The Competition Commission of India (CCI), on the basis of the prima facie evidence, has asked its Director General (Investigations) to further probe the matter to ascertain if the alliance could violate provisions of the Competition Act 2002, sources said.
“We have found evidence that after the JV, the two companies command a share of over 60 per cent in the market.
That is a competition concern. We have send notices to the two companies to explain their position,” an official source said.
E-mails sent to Star India as well as Zee Group remained unanswered.
In May, Star Den Media Services Pvt Ltd and Zee Turner Ltd had announced a joint venture to combine distribution of their respective channel bouquets in the country.
Currently, Zee channels are distributed by Zee Turner Ltd, a joint venture company of Zee’s parent Essel Group and Turner International, which runs channels like Cartoon Network and Pogo in India.

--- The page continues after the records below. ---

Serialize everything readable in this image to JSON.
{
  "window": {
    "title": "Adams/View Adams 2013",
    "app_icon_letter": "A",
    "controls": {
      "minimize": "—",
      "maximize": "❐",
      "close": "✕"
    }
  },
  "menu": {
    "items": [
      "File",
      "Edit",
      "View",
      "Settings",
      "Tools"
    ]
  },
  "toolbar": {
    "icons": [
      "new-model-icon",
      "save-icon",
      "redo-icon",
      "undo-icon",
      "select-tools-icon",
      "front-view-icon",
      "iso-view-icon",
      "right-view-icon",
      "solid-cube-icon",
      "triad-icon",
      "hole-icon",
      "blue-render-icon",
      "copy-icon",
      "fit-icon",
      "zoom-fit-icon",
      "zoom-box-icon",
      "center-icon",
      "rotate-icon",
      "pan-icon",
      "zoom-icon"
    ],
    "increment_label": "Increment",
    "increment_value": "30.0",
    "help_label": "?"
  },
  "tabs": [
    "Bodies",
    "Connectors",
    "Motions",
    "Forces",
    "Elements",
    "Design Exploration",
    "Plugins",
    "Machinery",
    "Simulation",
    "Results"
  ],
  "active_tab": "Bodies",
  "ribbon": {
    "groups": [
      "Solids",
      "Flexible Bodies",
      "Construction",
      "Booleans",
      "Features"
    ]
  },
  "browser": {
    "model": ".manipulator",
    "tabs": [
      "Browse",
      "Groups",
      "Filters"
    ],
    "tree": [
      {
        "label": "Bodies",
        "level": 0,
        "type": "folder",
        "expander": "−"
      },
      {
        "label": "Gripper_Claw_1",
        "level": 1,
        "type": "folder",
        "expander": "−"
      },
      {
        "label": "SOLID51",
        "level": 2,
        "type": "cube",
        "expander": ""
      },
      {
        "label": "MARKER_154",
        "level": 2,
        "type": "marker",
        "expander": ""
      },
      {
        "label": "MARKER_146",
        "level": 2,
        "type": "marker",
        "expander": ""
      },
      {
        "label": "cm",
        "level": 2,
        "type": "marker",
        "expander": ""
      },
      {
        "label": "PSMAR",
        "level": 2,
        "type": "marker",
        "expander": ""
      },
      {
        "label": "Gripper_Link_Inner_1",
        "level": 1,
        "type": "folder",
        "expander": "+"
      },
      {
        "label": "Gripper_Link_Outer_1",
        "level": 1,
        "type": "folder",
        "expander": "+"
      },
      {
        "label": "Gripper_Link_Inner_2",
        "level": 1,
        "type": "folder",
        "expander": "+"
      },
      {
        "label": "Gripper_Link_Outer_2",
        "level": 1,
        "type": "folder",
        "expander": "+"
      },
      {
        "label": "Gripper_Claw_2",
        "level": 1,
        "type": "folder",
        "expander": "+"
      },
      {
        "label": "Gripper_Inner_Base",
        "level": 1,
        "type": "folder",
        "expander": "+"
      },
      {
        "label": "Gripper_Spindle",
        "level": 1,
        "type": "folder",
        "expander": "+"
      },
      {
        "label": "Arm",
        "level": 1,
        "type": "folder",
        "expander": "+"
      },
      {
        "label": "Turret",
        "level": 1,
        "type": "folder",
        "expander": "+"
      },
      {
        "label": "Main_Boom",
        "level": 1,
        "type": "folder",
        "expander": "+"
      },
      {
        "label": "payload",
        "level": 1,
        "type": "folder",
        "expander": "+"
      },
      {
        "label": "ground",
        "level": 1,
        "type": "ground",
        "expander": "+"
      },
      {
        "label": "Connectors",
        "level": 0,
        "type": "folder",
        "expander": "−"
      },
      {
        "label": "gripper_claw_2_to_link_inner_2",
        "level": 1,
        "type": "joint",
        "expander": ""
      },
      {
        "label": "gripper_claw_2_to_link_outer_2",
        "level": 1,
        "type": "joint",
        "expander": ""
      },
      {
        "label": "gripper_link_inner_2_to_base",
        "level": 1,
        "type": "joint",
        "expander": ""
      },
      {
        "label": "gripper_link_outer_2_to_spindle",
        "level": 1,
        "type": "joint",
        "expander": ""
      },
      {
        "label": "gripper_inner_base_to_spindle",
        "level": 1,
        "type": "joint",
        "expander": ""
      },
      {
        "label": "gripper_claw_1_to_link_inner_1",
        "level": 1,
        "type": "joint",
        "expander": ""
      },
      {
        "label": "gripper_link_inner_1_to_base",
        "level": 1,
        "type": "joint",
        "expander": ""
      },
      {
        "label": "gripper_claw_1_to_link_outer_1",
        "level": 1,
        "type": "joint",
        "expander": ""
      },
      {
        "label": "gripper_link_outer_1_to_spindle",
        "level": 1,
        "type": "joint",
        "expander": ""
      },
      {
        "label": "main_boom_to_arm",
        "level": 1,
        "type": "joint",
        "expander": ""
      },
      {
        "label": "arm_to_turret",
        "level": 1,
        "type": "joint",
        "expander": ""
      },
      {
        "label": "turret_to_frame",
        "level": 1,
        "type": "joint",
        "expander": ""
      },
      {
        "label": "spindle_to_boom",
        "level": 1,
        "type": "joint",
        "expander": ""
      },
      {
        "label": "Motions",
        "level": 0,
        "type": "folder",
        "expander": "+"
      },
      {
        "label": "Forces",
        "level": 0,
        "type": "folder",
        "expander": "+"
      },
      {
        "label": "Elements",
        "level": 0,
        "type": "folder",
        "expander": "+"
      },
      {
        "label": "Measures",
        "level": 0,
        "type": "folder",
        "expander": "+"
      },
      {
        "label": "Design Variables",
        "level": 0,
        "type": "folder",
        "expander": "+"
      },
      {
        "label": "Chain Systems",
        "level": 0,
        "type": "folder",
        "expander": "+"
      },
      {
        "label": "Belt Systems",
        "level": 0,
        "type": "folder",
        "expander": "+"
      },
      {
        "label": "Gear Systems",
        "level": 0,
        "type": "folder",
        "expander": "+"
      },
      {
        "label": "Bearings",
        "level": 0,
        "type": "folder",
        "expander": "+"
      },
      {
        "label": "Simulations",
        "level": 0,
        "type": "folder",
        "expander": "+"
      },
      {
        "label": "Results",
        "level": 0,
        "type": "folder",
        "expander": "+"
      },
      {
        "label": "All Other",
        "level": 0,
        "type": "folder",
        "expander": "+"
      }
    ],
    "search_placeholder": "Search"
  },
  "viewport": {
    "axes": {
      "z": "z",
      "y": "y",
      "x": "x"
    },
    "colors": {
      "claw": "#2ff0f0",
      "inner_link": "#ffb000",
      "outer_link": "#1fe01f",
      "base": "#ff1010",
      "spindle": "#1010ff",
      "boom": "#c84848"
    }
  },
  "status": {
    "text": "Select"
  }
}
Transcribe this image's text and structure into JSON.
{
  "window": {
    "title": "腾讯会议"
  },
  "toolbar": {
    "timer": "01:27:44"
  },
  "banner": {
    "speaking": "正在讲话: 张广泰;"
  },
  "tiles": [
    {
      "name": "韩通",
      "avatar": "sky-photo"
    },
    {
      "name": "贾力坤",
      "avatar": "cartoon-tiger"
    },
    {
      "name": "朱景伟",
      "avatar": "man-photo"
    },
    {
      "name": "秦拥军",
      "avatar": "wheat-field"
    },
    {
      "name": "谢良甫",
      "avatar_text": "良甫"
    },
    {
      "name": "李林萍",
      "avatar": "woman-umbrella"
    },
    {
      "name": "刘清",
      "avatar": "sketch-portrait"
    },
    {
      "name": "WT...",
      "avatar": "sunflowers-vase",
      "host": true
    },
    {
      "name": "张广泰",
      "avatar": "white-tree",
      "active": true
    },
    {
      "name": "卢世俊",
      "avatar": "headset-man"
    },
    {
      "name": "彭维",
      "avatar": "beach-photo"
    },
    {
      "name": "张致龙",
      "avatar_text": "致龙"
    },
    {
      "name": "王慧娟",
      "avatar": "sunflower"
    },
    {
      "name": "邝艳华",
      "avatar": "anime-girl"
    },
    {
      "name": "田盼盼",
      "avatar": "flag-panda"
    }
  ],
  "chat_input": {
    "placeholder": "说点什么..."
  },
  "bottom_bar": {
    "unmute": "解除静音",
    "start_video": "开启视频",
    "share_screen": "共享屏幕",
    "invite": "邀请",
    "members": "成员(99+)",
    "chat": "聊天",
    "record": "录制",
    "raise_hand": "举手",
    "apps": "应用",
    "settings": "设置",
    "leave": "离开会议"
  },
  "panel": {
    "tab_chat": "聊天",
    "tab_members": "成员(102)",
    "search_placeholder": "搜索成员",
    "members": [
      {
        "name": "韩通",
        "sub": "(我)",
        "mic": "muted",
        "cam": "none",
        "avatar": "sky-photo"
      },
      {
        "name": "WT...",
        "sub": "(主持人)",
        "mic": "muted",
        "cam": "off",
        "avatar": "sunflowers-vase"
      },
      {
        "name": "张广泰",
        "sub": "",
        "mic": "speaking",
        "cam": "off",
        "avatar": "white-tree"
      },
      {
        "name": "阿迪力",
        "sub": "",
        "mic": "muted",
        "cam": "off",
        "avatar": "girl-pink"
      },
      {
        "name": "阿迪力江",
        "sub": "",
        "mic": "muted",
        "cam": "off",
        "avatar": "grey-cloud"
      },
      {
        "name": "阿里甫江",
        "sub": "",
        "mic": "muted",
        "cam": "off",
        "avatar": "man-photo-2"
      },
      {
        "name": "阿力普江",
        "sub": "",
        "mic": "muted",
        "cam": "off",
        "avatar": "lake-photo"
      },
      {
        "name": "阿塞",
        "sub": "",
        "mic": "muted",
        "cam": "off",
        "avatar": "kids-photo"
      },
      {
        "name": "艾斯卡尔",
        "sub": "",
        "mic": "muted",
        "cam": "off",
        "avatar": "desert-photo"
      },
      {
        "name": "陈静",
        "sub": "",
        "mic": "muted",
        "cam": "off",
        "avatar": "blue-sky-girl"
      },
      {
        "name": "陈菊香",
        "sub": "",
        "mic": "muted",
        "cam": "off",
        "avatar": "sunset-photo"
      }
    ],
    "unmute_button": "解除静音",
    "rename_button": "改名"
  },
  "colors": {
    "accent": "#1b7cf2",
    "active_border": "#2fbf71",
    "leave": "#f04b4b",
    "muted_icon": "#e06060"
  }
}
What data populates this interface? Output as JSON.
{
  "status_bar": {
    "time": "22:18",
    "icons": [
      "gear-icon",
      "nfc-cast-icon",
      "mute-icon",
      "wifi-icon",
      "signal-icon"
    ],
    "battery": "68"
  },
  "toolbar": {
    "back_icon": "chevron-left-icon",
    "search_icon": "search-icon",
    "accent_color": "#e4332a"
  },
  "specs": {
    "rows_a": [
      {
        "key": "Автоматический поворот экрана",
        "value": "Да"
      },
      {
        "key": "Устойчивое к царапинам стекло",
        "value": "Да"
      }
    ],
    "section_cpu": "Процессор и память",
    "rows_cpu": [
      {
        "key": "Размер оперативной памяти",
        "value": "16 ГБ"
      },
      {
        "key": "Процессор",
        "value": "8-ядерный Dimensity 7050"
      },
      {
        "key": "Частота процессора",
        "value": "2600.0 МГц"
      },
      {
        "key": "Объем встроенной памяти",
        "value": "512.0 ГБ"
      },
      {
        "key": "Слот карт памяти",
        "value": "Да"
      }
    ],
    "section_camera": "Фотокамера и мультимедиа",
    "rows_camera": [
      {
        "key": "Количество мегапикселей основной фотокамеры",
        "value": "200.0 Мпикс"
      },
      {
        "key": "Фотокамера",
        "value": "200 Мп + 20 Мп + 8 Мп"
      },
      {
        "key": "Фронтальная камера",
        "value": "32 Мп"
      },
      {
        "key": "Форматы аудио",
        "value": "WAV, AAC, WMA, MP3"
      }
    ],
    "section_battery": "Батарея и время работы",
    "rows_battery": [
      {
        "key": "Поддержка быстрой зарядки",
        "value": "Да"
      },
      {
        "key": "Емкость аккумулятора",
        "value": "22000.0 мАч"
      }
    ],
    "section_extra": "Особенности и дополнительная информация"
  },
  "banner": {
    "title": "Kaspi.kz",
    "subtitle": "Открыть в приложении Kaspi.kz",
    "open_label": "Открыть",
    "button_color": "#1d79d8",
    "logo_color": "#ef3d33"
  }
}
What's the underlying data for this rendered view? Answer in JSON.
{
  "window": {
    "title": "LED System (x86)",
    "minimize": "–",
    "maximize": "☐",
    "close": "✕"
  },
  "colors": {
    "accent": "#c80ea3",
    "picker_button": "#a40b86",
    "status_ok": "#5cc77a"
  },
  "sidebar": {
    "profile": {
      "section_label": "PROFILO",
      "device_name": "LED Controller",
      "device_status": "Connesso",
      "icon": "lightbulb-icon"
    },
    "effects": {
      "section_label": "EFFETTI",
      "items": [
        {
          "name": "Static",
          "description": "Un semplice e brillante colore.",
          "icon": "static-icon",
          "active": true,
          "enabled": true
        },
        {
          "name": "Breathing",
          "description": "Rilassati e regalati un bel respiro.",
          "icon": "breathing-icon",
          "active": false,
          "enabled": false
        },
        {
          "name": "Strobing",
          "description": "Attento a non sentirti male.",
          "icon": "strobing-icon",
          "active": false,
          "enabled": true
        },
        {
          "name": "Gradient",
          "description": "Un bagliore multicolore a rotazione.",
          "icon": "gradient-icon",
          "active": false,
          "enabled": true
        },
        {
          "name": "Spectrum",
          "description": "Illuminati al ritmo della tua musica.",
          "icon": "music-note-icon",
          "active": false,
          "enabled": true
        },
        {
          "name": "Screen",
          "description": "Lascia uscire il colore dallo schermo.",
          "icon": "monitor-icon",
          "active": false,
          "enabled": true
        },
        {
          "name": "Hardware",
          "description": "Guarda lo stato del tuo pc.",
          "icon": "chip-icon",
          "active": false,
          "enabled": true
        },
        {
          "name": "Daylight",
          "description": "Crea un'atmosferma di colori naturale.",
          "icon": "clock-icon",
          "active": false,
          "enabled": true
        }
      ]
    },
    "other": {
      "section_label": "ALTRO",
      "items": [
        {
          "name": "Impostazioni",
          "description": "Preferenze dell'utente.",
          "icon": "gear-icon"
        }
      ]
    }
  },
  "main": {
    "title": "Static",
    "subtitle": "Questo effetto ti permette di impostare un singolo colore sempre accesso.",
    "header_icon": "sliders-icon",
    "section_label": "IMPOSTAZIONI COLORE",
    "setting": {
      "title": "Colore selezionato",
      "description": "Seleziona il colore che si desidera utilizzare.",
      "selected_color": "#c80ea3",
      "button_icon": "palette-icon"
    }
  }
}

Normally, such big amalgamations require the Commission’s approval, but since the deal was announce before June 1 — the date when Sections 5 and 6 of the Competition Act became effective, it would be investigate for concerns of violations of Sections 3 and 4 of the Act.
While Sections 5 and 6 mandates companies to seek CCI’s approval before going ahead with a merger, sections 3 and 4 deals with anti-competitive agreements and abuse of dominant market position, respectively.
The Media Pro Enterprise India Pvt Ltd will be 50:50 joint venture between Zee Turner and Star Den Media Services and would jointly aggregate and distribute channels licensed to Zee Turner and Star Den.
Zee Turner Ltd is an existing 74:26 joint venture between Zee Entertainment Enterprises Limited (ZEEL) and Turner International India Private Limited (TIIPL).